1. activity, exercise, or a regimen that develops or improves a skill; training to act in accordance with rules

2. the rigor or training effect of experience, adversity, etc.

3. behavior in accord with rules of conduct; behavior and order maintained by training and control.


4. to bring to a state of order and obedience by training and control.

Discipline is one of those words that either causes your stomach to turn and your hair to stand on end or inspires a great sense of pride. Isn’t it interesting how a single word generates such contrasting reactions? The philosophies of love and hate, conflict between order and chaos, Newton’s third law of motion, captured in ten letters. As parents, it is one of the most important words in our vocabulary.

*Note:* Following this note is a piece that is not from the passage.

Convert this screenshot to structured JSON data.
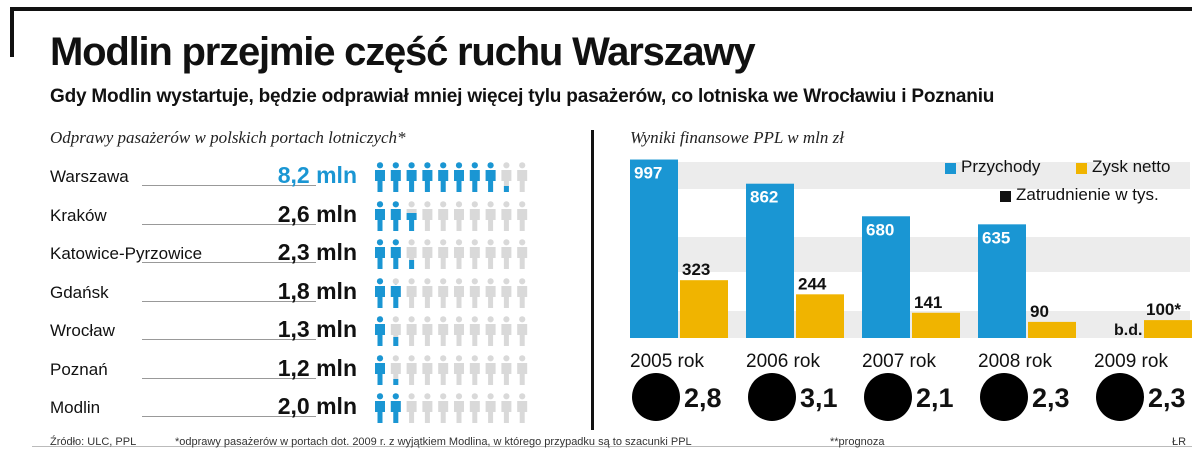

Every good dad wants to be Superman to their children. Be honest guys, watching your 5-year old awe at how high you can throw a baseball, being able to reach that game on the top shelf, or hearing the words “it’s OK, Daddy can fix it” super-charges our ego. Men thrive on swooping in to save the day. Having to punish the little boy who idolizes you can be quite antagonizing. Correction means pain, emotional, physical or both. Deep down, we worry that causing pain will topple our superhero status. We should not forget, however, Superman existed to punish criminals. At the very root of being a superhero is discipline.

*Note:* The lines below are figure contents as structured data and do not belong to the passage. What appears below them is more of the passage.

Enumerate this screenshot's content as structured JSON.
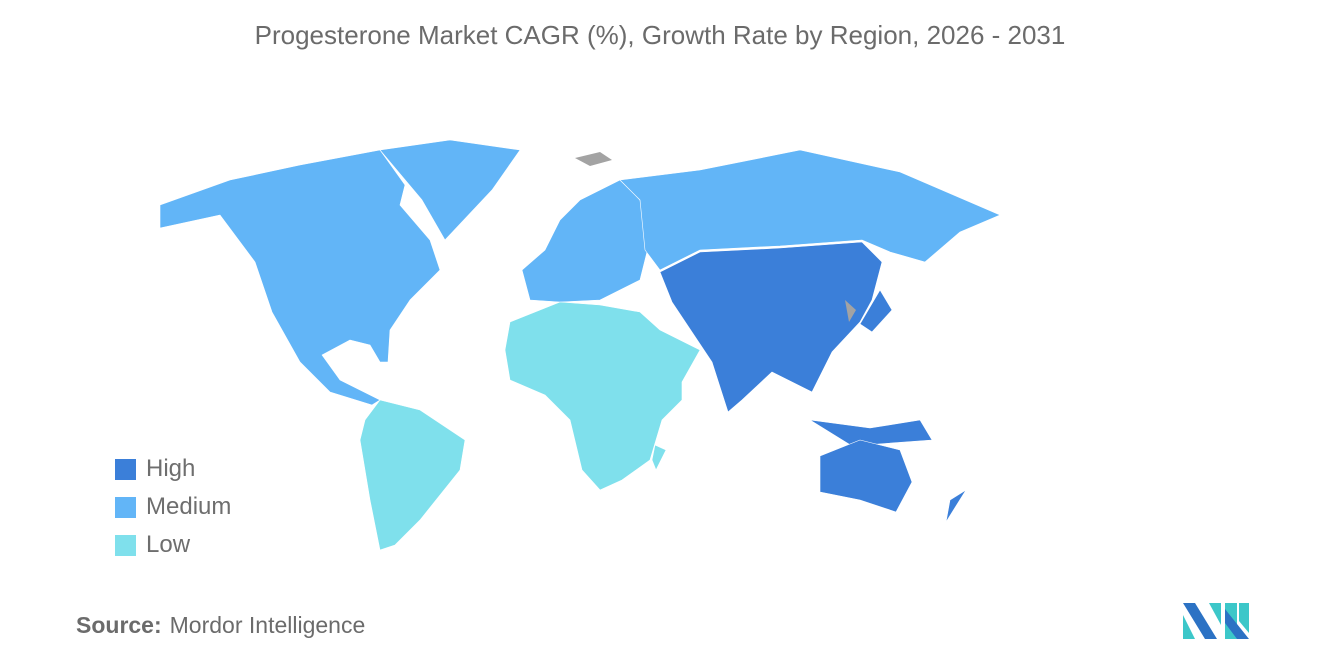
{
  "title": "Progesterone Market CAGR (%), Growth Rate by Region, 2026 - 2031",
  "legend": [
    {
      "label": "High",
      "color": "#3b7fd9"
    },
    {
      "label": "Medium",
      "color": "#62b5f7"
    },
    {
      "label": "Low",
      "color": "#7fe0ec"
    }
  ],
  "no_data_color": "#a3a3a3",
  "regions": {
    "north-america": "Medium",
    "greenland": "Medium",
    "europe": "Medium",
    "russia": "Medium",
    "south-america": "Low",
    "middle-east-africa": "Low",
    "asia": "High",
    "japan": "High",
    "southeast-asia-islands": "High",
    "australia": "High",
    "new-zealand": "High"
  },
  "source": {
    "label": "Source:",
    "value": "Mordor Intelligence"
  },
  "logo": {
    "text": "Mordor Intelligence",
    "colors": [
      "#2c72c4",
      "#3cc7c9"
    ]
  }
}
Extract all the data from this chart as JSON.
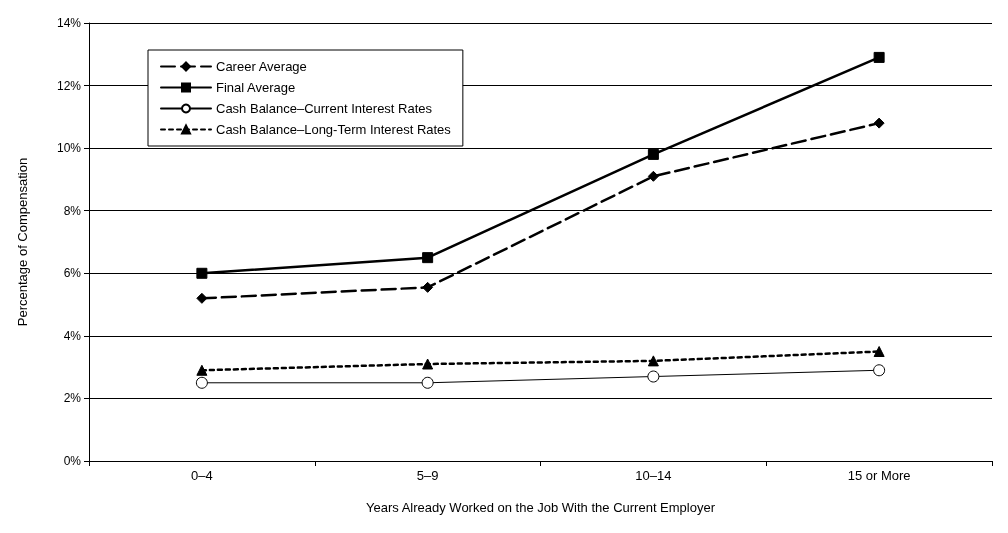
{
  "chart_data": {
    "type": "line",
    "xlabel": "Years Already Worked on the Job With the Current Employer",
    "ylabel": "Percentage of Compensation",
    "categories": [
      "0–4",
      "5–9",
      "10–14",
      "15 or More"
    ],
    "series": [
      {
        "name": "Career Average",
        "color": "#000000",
        "values": [
          5.2,
          5.55,
          9.1,
          10.8
        ],
        "marker": "diamond",
        "line_style": "dashed"
      },
      {
        "name": "Final Average",
        "color": "#000000",
        "values": [
          6.0,
          6.5,
          9.8,
          12.9
        ],
        "marker": "square",
        "line_style": "solid"
      },
      {
        "name": "Cash Balance–Current Interest Rates",
        "color": "#000000",
        "values": [
          2.5,
          2.5,
          2.7,
          2.9
        ],
        "marker": "circle",
        "line_style": "solid"
      },
      {
        "name": "Cash Balance–Long-Term Interest Rates",
        "color": "#000000",
        "values": [
          2.9,
          3.1,
          3.2,
          3.5
        ],
        "marker": "triangle",
        "line_style": "dotted"
      }
    ],
    "ylim": [
      0,
      14
    ],
    "yticks": [
      {
        "value": 0,
        "label": "0%"
      },
      {
        "value": 2,
        "label": "2%"
      },
      {
        "value": 4,
        "label": "4%"
      },
      {
        "value": 6,
        "label": "6%"
      },
      {
        "value": 8,
        "label": "8%"
      },
      {
        "value": 10,
        "label": "10%"
      },
      {
        "value": 12,
        "label": "12%"
      },
      {
        "value": 14,
        "label": "14%"
      }
    ],
    "grid": "y",
    "legend": "top left"
  }
}
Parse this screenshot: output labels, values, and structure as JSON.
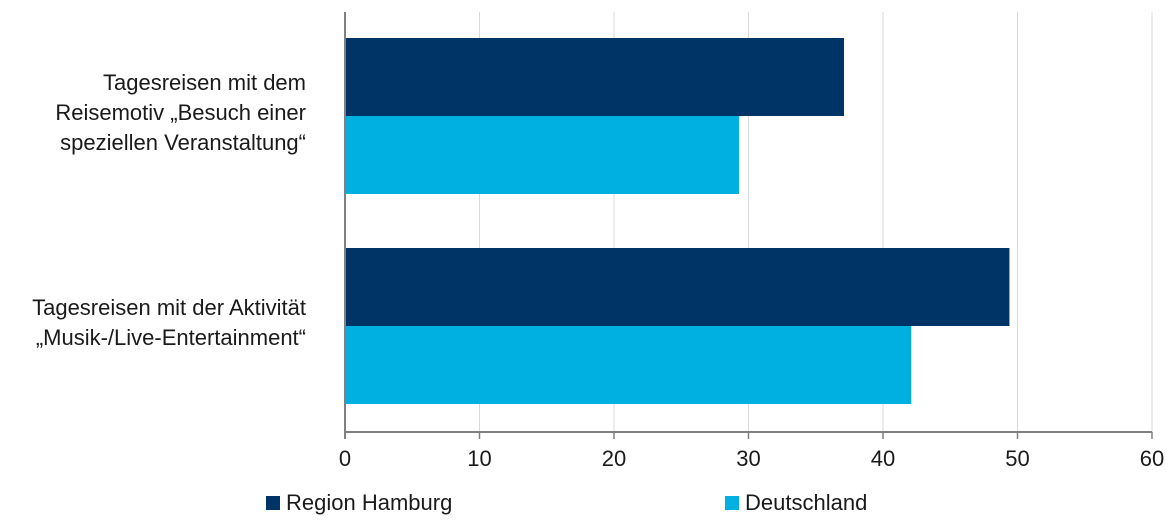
{
  "chart_data": {
    "type": "bar",
    "orientation": "horizontal",
    "categories": [
      "Tagesreisen mit dem\nReisemotiv „Besuch einer\nspeziellen Veranstaltung“",
      "Tagesreisen mit der Aktivität\n„Musik-/Live-Entertainment“"
    ],
    "series": [
      {
        "name": "Region Hamburg",
        "color": "#003366",
        "values": [
          37.1,
          49.4
        ]
      },
      {
        "name": "Deutschland",
        "color": "#00b0e0",
        "values": [
          29.3,
          42.1
        ]
      }
    ],
    "xlim": [
      0,
      60
    ],
    "xticks": [
      "0",
      "10",
      "20",
      "30",
      "40",
      "50",
      "60"
    ],
    "grid": true,
    "legend_position": "bottom",
    "title": "",
    "xlabel": "",
    "ylabel": ""
  }
}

So now what? We want superhero dad status, being a superhero means practicing and enforcing discipline, but pushing our children away still haunts us. Discipline is vital to teaching a child how to do life right and is executed as a cycle of setting expectations, accountability, and correction. First, set clear guidelines and boundaries, then make them known. Nothing screws with a child’s head more than being chastised for crossing a line they never knew existed. If you want to build an impervious wall between you and your children, make up rules on the fly and change them regularly. Second, consistency. Set your rules, let the kids know what the consequences are and stick to them. Though the kids won’t admit it, and they’re a stress cocktail served up by the DOT, concrete boundaries beget peace. The last rule of successful discipline, self-control. Don’t go overboard with your rules or your consequences. Spilling milk at the table does not warrant being grounded from TV for a week! Controlling yourself, self-discipline, keeps correction within the boundaries of redirection and not retribution while also protecting your own integrity. Without integrity your authority to enforce punishment disintegrates, flushing your influence down the toilet. Self control also tames your Superman complex, allowing your kids the freedom to screw up and reap the results. Sheltering children from all adversity is just as poisonous as failing to discipline them.

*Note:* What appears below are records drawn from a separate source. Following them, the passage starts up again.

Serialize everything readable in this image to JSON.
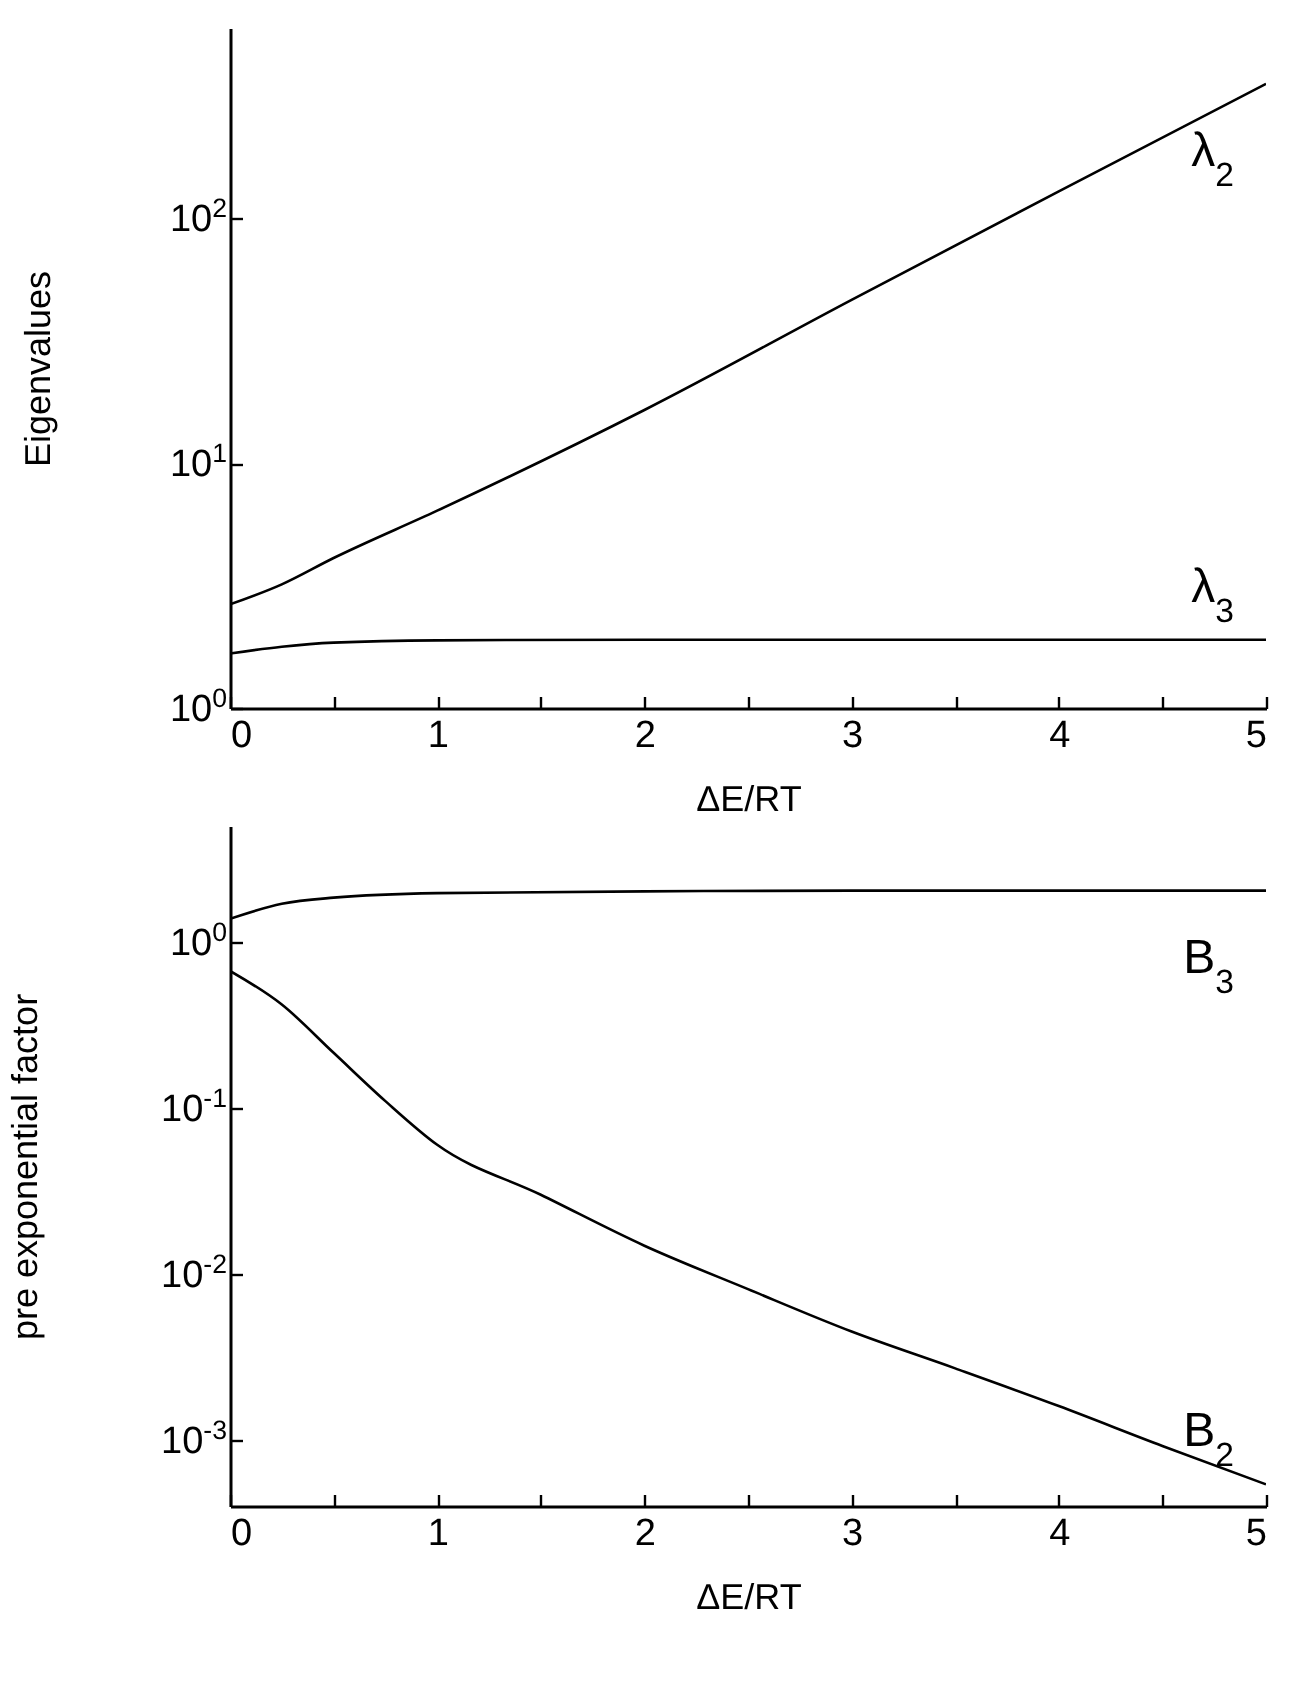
{
  "chart_data": [
    {
      "type": "line",
      "xlabel": "ΔE/RT",
      "ylabel": "Eigenvalues",
      "log": "y",
      "grid": false,
      "marker": "none",
      "line_style": "solid",
      "xlim": [
        0,
        5
      ],
      "xticks": [
        0,
        {
          "value": 0.5,
          "label": null
        },
        1,
        {
          "value": 1.5,
          "label": null
        },
        2,
        {
          "value": 2.5,
          "label": null
        },
        3,
        {
          "value": 3.5,
          "label": null
        },
        4,
        {
          "value": 4.5,
          "label": null
        },
        5
      ],
      "ylim": [
        1,
        600
      ],
      "yticks": [
        {
          "value": 1,
          "label": "10$^{0}$"
        },
        {
          "value": 10,
          "label": "10$^{1}$"
        },
        {
          "value": 100,
          "label": "10$^{2}$"
        }
      ],
      "series": [
        {
          "name": "λ$_{2}$",
          "color": "#000000",
          "x": [
            0,
            0.25,
            0.5,
            1,
            2,
            3,
            4,
            5
          ],
          "values": [
            2.65,
            3.2,
            4.1,
            6.4,
            16.5,
            46.5,
            129,
            355
          ]
        },
        {
          "name": "λ$_{3}$",
          "color": "#000000",
          "x": [
            0,
            0.25,
            0.5,
            1,
            2,
            3,
            4,
            5
          ],
          "values": [
            1.67,
            1.78,
            1.85,
            1.89,
            1.9,
            1.9,
            1.9,
            1.9
          ]
        }
      ]
    },
    {
      "type": "line",
      "xlabel": "ΔE/RT",
      "ylabel": "pre exponential factor",
      "log": "y",
      "grid": false,
      "marker": "none",
      "line_style": "solid",
      "xlim": [
        0,
        5
      ],
      "xticks": [
        0,
        {
          "value": 0.5,
          "label": null
        },
        1,
        {
          "value": 1.5,
          "label": null
        },
        2,
        {
          "value": 2.5,
          "label": null
        },
        3,
        {
          "value": 3.5,
          "label": null
        },
        4,
        {
          "value": 4.5,
          "label": null
        },
        5
      ],
      "ylim": [
        0.0004,
        5
      ],
      "yticks": [
        {
          "value": 0.001,
          "label": "10$^{-3}$"
        },
        {
          "value": 0.01,
          "label": "10$^{-2}$"
        },
        {
          "value": 0.1,
          "label": "10$^{-1}$"
        },
        {
          "value": 1,
          "label": "10$^{0}$"
        }
      ],
      "series": [
        {
          "name": "B$_{3}$",
          "color": "#000000",
          "x": [
            0,
            0.25,
            0.5,
            1,
            2,
            3,
            4,
            5
          ],
          "values": [
            1.38,
            1.7,
            1.85,
            1.97,
            2.02,
            2.04,
            2.04,
            2.04
          ]
        },
        {
          "name": "B$_{2}$",
          "color": "#000000",
          "x": [
            0,
            0.25,
            0.5,
            0.75,
            1,
            1.5,
            2,
            2.5,
            3,
            3.5,
            4,
            4.5,
            5
          ],
          "values": [
            0.67,
            0.42,
            0.215,
            0.11,
            0.06,
            0.03,
            0.0148,
            0.0081,
            0.0045,
            0.0027,
            0.0016,
            0.00092,
            0.00054
          ]
        }
      ]
    }
  ]
}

Consider the root word of ‘discipline’; disciple. What was it that motivated Jesus’s disciples to remain loyal? Riches? Mark 10:24-25 The disciples were amazed at his words. But Jesus said again, “Children, how hard it is to enter the kingdom of God!It is easier for a camel to go through the eye of a needle than for someone who is rich to enter the kingdom of God.” Obviously not money-driven. Power? Mark 10:31 But many who are first will be last and the last first. Nope. Fame, I mean these guys died 2000 years ago and we’re still talking about them! Matthew 10:22 You will be hated by everyone because of me, but the one who stands firm to the end will be saved. Not the kind of popularity I find attractive. So it’s not for the money, no tangible power to be obtained, definitely not a strategic move for winning a popularity contest, why would anyone want this? Simple, the security found in discipline.


Want to be your kids’ Superman? Show them how to do life right and keep them in line.